Monday, 17 August 2009

Old Westminster Public Baths, Great Smith Street SW1

Westminster's first public baths and wash house was part of the old library complex, designed in 1891 by F.J. Smith. The entrance was to one side, and features lovely panels of sculptured swimmers by Henry Poole, then just 18 years old.

Despite the fact that the facade has separate entrances for men and women, the swimmers are all men - perhaps it was felt that naked men and women should not mix even in allegorical carving. But surely it would have been OK to mix the sexes because they are clearly Classical Greeks and so any impropriety would have the sanction of antiquity.
The central panel has swimmers demonstrating the breast stroke and the front crawl against a glorious sunrise (it must be a sunrise: a sunset would have been decadent).
The baths themselves were demolished in the 1990s to make way for the Westminster Archives Centre.

4 comments:

Philip Wilkinson said...

Another fascinating discovery.
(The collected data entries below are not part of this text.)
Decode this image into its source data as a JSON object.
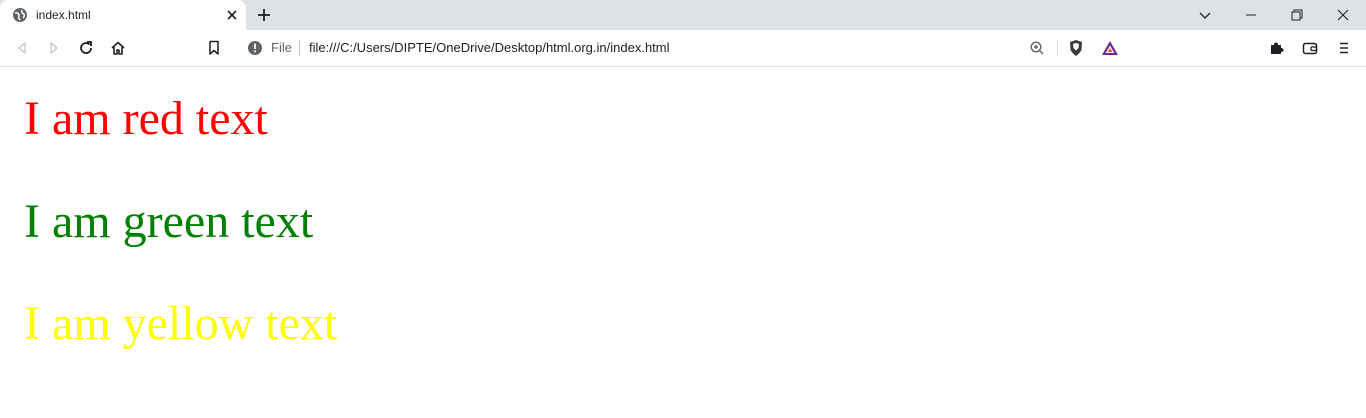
{
  "browser": {
    "tab": {
      "title": "index.html",
      "favicon": "globe-icon",
      "close_icon": "close-icon"
    },
    "new_tab_icon": "plus-icon",
    "window_controls": [
      "chevron-down-icon",
      "minimize-icon",
      "restore-icon",
      "close-icon"
    ],
    "toolbar": {
      "back_icon": "back-arrow-icon",
      "forward_icon": "forward-arrow-icon",
      "reload_icon": "reload-icon",
      "home_icon": "home-icon",
      "bookmark_icon": "bookmark-icon"
    },
    "omnibox": {
      "info_icon": "info-icon",
      "scheme_label": "File",
      "url": "file:///C:/Users/DIPTE/OneDrive/Desktop/html.org.in/index.html",
      "zoom_icon": "zoom-icon",
      "brave_icon": "brave-shield-icon",
      "rewards_icon": "bat-rewards-icon"
    },
    "extensions_icon": "puzzle-icon",
    "wallet_icon": "wallet-icon",
    "menu_icon": "hamburger-menu-icon"
  },
  "page": {
    "lines": [
      {
        "text": "I am red text",
        "color": "#ff0000"
      },
      {
        "text": "I am green text",
        "color": "#008000"
      },
      {
        "text": "I am yellow text",
        "color": "#ffff00"
      }
    ]
  }
}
Thank you.

williamandemma said...

I remember swimming here when I was a child back in the 70's. The changing cubicles went around the perimeter of the pool which had nothing to damp the waves - it always felt like you were in a tropical storm but then I was only a toddler.

Anonymous said...

I regularly swam here in the sixties - on the mens' days, obviously. It was the only place i found where I could mess about with flippers and a snorkel, and really swim without danger of being bombed or harassed by kids.

Wendy Laigne-Stuart said...

So interesting to see this. My great, great, great grandparents lived in this street, and it is lovely to be able to see things around London from here in Australia.